‘We’re so sincere’

I visited the Baseball Hall of Fame in Cooperstown, New York, not so long ago with my wife, our daughter and my sister. I spent two very happy days there; the women stayed an hour or so, I think, and quickly went off shopping. For me it was a trip back to my boyhood when baseball seemed more important than life itself.

All around me in the Hall of Fame were the relics of the early years of baseball; Babe Ruth’s bats were there; they looked as huge and rough as a caveman’s clubs; Jackie Robinson’s jersey was there with the number 42 he made famous. Robinson was such a thrilling base runner that my old Irish mother would stop her work in the house to watch him on the TV. I saw the gloves and bats of old heroes whose autographs I had gotten—Mel Ott, Joe Medwick, Joe DiMaggio and many others. I spent a good bit of my time in the Hall of Fame at the special exhibit it has of the “Peanuts” comic strip featuring Charlie Brown, Snoopy, Lucy, Schubert and their sad and famous baseball team.

Charlie’s team had Snoopy at short stop, the cranky Lucy in centerfield, Schubert catching and Charlie himself pitching. They had one of the worst records ever compiled by any baseball team. They lost one game 200-0. In another game the score was 37-0 against them at the end of the first inning. Some seasons passed without a single victory. Readers of that comic strip sorrowed with the young players. After one game Charlie asked the famous question, “How can we always lose? We’re so sincere.”

I remember looking at Charlie’s sad face in the cartoon and thinking not of baseball, but of my many friends in social action and justice and peace work in the Philippines, who often appear as sad as Charlie. They are downcast because nothing seems to improve in the country despite all their efforts. There has been so much effort and goodwill, so many young lives spent with so little to show for their work. “How can we lose?” they also ask. “We’re so sincere.”

There might be less sadness if we allowed more time for change to occur, especially when the change we seek deals with basic values. Real moral change which is at the heart of true development takes a long time, certainly more than 5, 10 or even 25 years. It may take generations. The Catholic Church and other churches and Islam have tried for hundreds of years to form Filipino communities that hunger and thirst for justice. Who will say they have succeeded? Some 400 Filipino children die each day of malnutrition-related diseases; their lives could be saved if the larger society were more concerned with its poor.

We can see the importance of time in the development of people in the story of the Jewish slaves that fled Egypt with Moses. Their years in the desert show that even God can underestimate the time needed to form a free, moral and self-sufficient people.

After crossing the Red Sea, the Jewish people marched to Mount Sinai where God gave them the Ten Commandments and entered into a covenant with them to be their God and they His people. The American Bible in its introduction to the Book of Exodus claims, “At Sinai God gave the Jewish people through Moses the moral, civil and ritual legislation through which they could become an independent and holy people.” Events showed they were not ready for such a demanding role. Even as Moses was on the mountain with the Lord, the people built a golden calf and worshipped it. Moses smashed the commandments to the ground when he saw what they had done.

God judged the people needed a much longer time in the desert to be fit and sufficiently reformed to enter the Promised Land. It took 40 years before the people were judged ready.

The failure of the Jewish people to meet God’s high standards at Mount Sinai should not have been a surprise. They had been a nation of slaves for many generations, and so had assimilated the mind of a slave, as this process has been explained in recent years by Paolo Freire and Frantz Fanon. The people lacked confidence in themselves. They lacked courage, loyalty, intellectual independence, solidarity and all the virtues needed to be free and dedicated to a great vocation.

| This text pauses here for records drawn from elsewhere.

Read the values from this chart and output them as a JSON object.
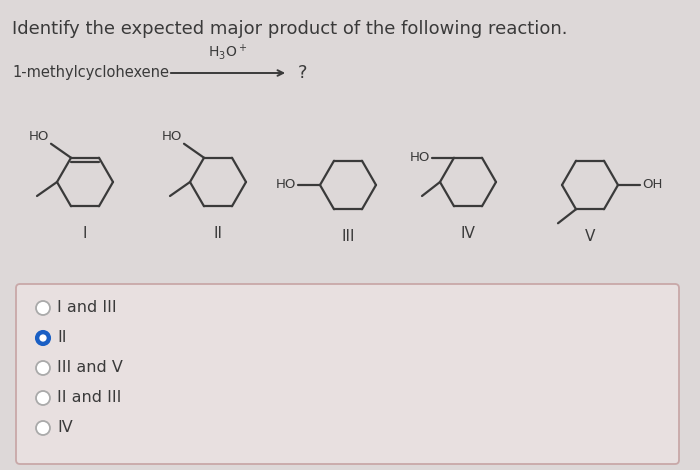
{
  "title": "Identify the expected major product of the following reaction.",
  "title_fontsize": 13,
  "bg_color": "#ddd8d8",
  "box_bg": "#e8e0e0",
  "border_color": "#c8a8a8",
  "text_color": "#3a3a3a",
  "choices": [
    "I and III",
    "II",
    "III and V",
    "II and III",
    "IV"
  ],
  "selected_index": 1,
  "selected_color": "#1a5fc4",
  "radio_size": 7
}
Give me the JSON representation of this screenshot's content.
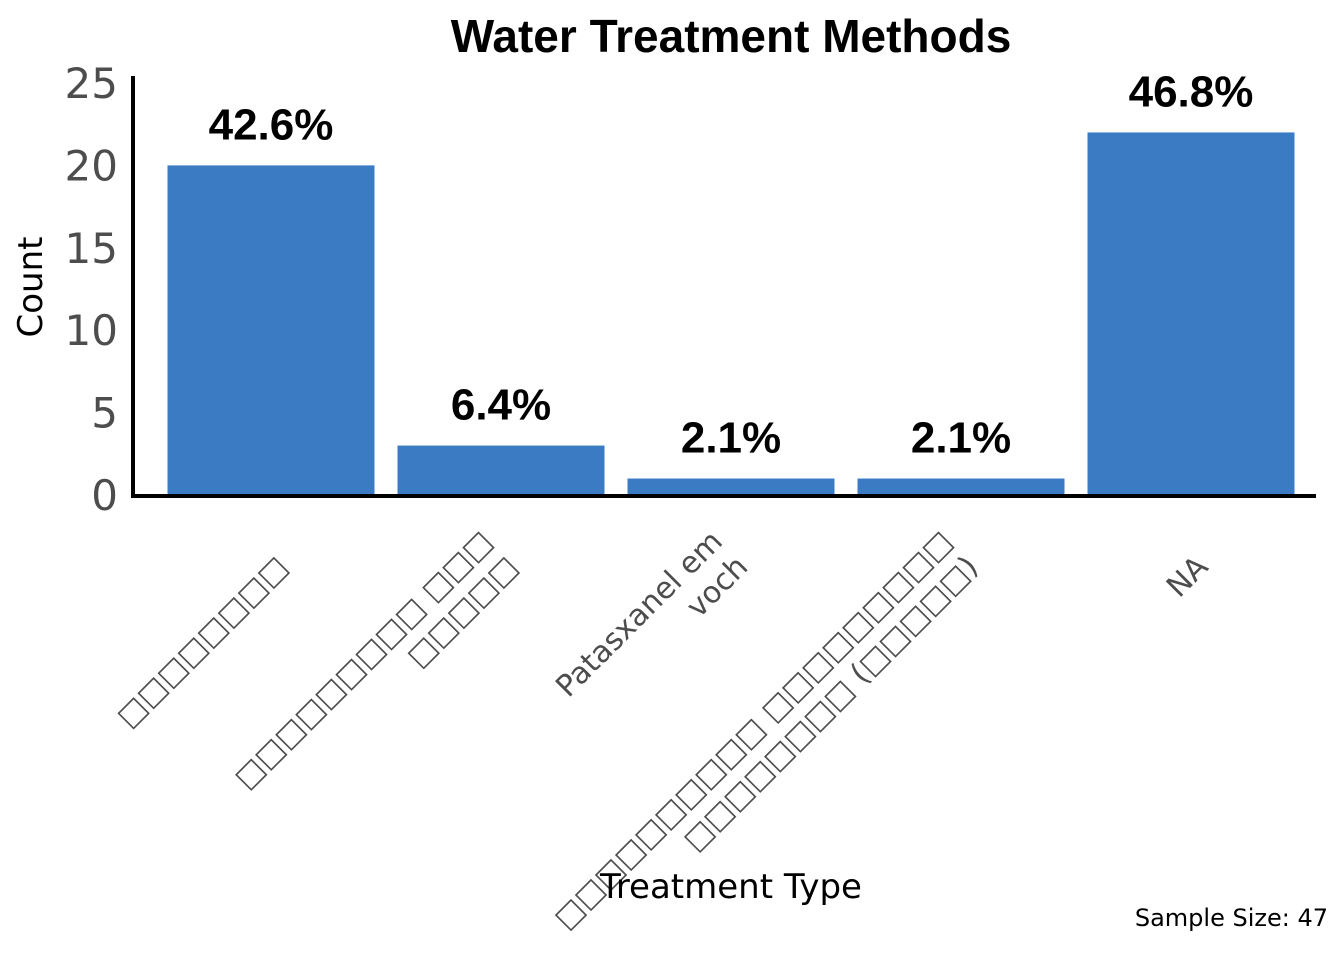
{
  "chart_data": {
    "type": "bar",
    "title": "Water Treatment Methods",
    "xlabel": "Treatment Type",
    "ylabel": "Count",
    "categories": [
      "□□□□□□□□",
      "□□□□□□□□□ □□□ □□□□□",
      "Patasxanel em voch",
      "□□□□□□□□□□ □□□□□□□□□ □□□□□□□□ (□□□□□)",
      "NA"
    ],
    "category_lines": [
      [
        "□□□□□□□□"
      ],
      [
        "□□□□□□□□□ □□□",
        "□□□□□"
      ],
      [
        "Patasxanel em",
        "voch"
      ],
      [
        "□□□□□□□□□□ □□□□□□□□□",
        "□□□□□□□□ (□□□□□)"
      ],
      [
        "NA"
      ]
    ],
    "values": [
      20,
      3,
      1,
      1,
      22
    ],
    "labels": [
      "42.6%",
      "6.4%",
      "2.1%",
      "2.1%",
      "46.8%"
    ],
    "ylim": [
      0,
      25
    ],
    "yticks": [
      "0",
      "5",
      "10",
      "15",
      "20",
      "25"
    ],
    "grid": false,
    "bar_color": "#3b7bc4",
    "caption": "Sample Size: 47"
  }
}
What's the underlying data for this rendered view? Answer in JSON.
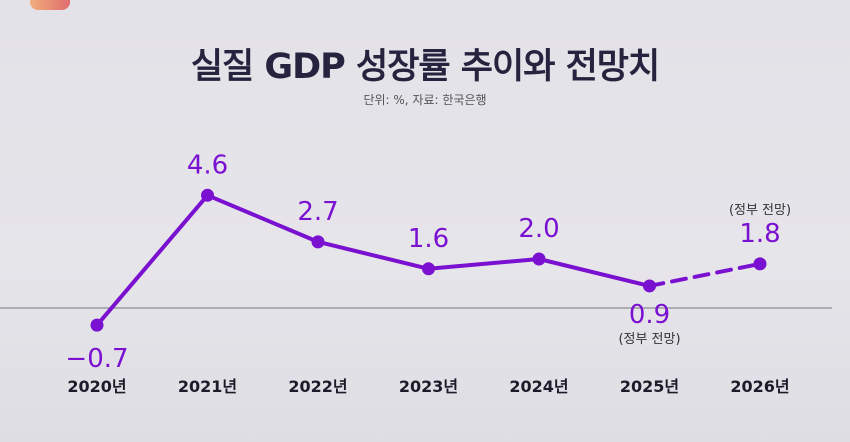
{
  "chart_data": {
    "type": "line",
    "title": "실질 GDP 성장률 추이와 전망치",
    "subtitle": "단위: %, 자료: 한국은행",
    "categories": [
      "2020년",
      "2021년",
      "2022년",
      "2023년",
      "2024년",
      "2025년",
      "2026년"
    ],
    "values": [
      -0.7,
      4.6,
      2.7,
      1.6,
      2.0,
      0.9,
      1.8
    ],
    "value_labels": [
      "−0.7",
      "4.6",
      "2.7",
      "1.6",
      "2.0",
      "0.9",
      "1.8"
    ],
    "forecast_from_index": 5,
    "annotations": [
      {
        "index": 5,
        "text": "(정부 전망)",
        "position": "below"
      },
      {
        "index": 6,
        "text": "(정부 전망)",
        "position": "above"
      }
    ],
    "xlabel": "",
    "ylabel": "",
    "ylim": [
      -0.7,
      4.6
    ],
    "grid": false,
    "baseline": 0,
    "color": "#7a10d0"
  }
}
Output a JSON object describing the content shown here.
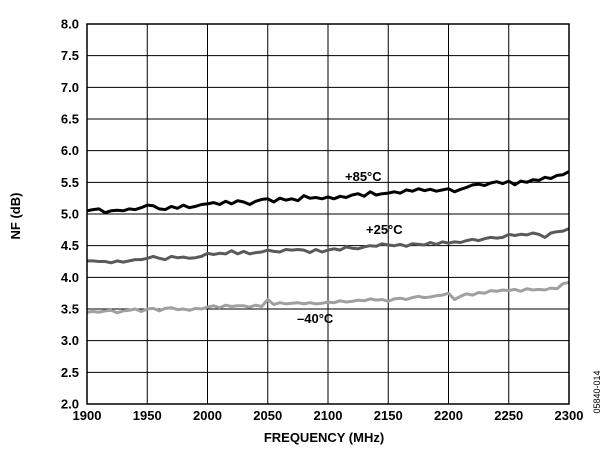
{
  "chart_data": {
    "type": "line",
    "xlabel": "FREQUENCY (MHz)",
    "ylabel": "NF (dB)",
    "xlim": [
      1900,
      2300
    ],
    "ylim": [
      2.0,
      8.0
    ],
    "xticks": [
      1900,
      1950,
      2000,
      2050,
      2100,
      2150,
      2200,
      2250,
      2300
    ],
    "yticks": [
      "2.0",
      "2.5",
      "3.0",
      "3.5",
      "4.0",
      "4.5",
      "5.0",
      "5.5",
      "6.0",
      "6.5",
      "7.0",
      "7.5",
      "8.0"
    ],
    "grid": true,
    "figure_id": "05840-014",
    "x": [
      1900,
      1905,
      1910,
      1915,
      1920,
      1925,
      1930,
      1935,
      1940,
      1945,
      1950,
      1955,
      1960,
      1965,
      1970,
      1975,
      1980,
      1985,
      1990,
      1995,
      2000,
      2005,
      2010,
      2015,
      2020,
      2025,
      2030,
      2035,
      2040,
      2045,
      2050,
      2055,
      2060,
      2065,
      2070,
      2075,
      2080,
      2085,
      2090,
      2095,
      2100,
      2105,
      2110,
      2115,
      2120,
      2125,
      2130,
      2135,
      2140,
      2145,
      2150,
      2155,
      2160,
      2165,
      2170,
      2175,
      2180,
      2185,
      2190,
      2195,
      2200,
      2205,
      2210,
      2215,
      2220,
      2225,
      2230,
      2235,
      2240,
      2245,
      2250,
      2255,
      2260,
      2265,
      2270,
      2275,
      2280,
      2285,
      2290,
      2295,
      2300
    ],
    "series": [
      {
        "name": "+85°C",
        "color": "#000000",
        "values": [
          5.05,
          5.07,
          5.08,
          5.02,
          5.05,
          5.06,
          5.05,
          5.08,
          5.07,
          5.1,
          5.14,
          5.13,
          5.08,
          5.07,
          5.12,
          5.09,
          5.14,
          5.1,
          5.12,
          5.15,
          5.16,
          5.18,
          5.15,
          5.2,
          5.16,
          5.21,
          5.19,
          5.15,
          5.2,
          5.23,
          5.24,
          5.19,
          5.25,
          5.22,
          5.24,
          5.21,
          5.29,
          5.25,
          5.26,
          5.24,
          5.27,
          5.24,
          5.28,
          5.26,
          5.3,
          5.32,
          5.28,
          5.35,
          5.3,
          5.32,
          5.33,
          5.35,
          5.33,
          5.38,
          5.36,
          5.4,
          5.37,
          5.39,
          5.36,
          5.38,
          5.4,
          5.35,
          5.39,
          5.42,
          5.46,
          5.47,
          5.45,
          5.49,
          5.51,
          5.48,
          5.52,
          5.46,
          5.52,
          5.5,
          5.54,
          5.53,
          5.58,
          5.56,
          5.61,
          5.62,
          5.67
        ]
      },
      {
        "name": "+25°C",
        "color": "#5a5a5a",
        "values": [
          4.26,
          4.26,
          4.25,
          4.25,
          4.23,
          4.26,
          4.24,
          4.26,
          4.28,
          4.28,
          4.3,
          4.33,
          4.3,
          4.28,
          4.33,
          4.31,
          4.32,
          4.3,
          4.31,
          4.33,
          4.38,
          4.36,
          4.38,
          4.37,
          4.42,
          4.37,
          4.41,
          4.37,
          4.39,
          4.4,
          4.43,
          4.41,
          4.4,
          4.44,
          4.43,
          4.44,
          4.43,
          4.39,
          4.44,
          4.4,
          4.43,
          4.45,
          4.43,
          4.48,
          4.46,
          4.45,
          4.48,
          4.5,
          4.49,
          4.53,
          4.51,
          4.5,
          4.52,
          4.49,
          4.53,
          4.52,
          4.51,
          4.55,
          4.52,
          4.56,
          4.54,
          4.56,
          4.55,
          4.58,
          4.6,
          4.58,
          4.61,
          4.63,
          4.62,
          4.63,
          4.68,
          4.66,
          4.68,
          4.67,
          4.7,
          4.68,
          4.63,
          4.7,
          4.72,
          4.73,
          4.77
        ]
      },
      {
        "name": "–40°C",
        "color": "#a0a0a0",
        "values": [
          3.45,
          3.46,
          3.45,
          3.47,
          3.48,
          3.44,
          3.47,
          3.48,
          3.5,
          3.46,
          3.5,
          3.51,
          3.47,
          3.51,
          3.52,
          3.49,
          3.5,
          3.48,
          3.51,
          3.5,
          3.53,
          3.55,
          3.52,
          3.56,
          3.54,
          3.55,
          3.55,
          3.53,
          3.56,
          3.54,
          3.65,
          3.57,
          3.6,
          3.58,
          3.59,
          3.6,
          3.58,
          3.6,
          3.58,
          3.59,
          3.61,
          3.6,
          3.63,
          3.61,
          3.62,
          3.64,
          3.63,
          3.66,
          3.64,
          3.65,
          3.62,
          3.66,
          3.67,
          3.65,
          3.68,
          3.7,
          3.68,
          3.69,
          3.71,
          3.72,
          3.75,
          3.65,
          3.7,
          3.74,
          3.72,
          3.76,
          3.75,
          3.79,
          3.78,
          3.8,
          3.79,
          3.81,
          3.78,
          3.82,
          3.8,
          3.81,
          3.8,
          3.83,
          3.82,
          3.9,
          3.92
        ]
      }
    ]
  }
}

We must be patient with the pace of change and patient with ourselves. Patience is not complacency. We have to work as hard as ever, but we should take the setbacks with a little more understanding that they are part of the process and unavoidable.

Like the Israelites in the desert, the Philippines may have a longer time in the desert because its socioeconomic development is so integral to its religious vocation.

Denis Murphy works with the Urban Poor Associates.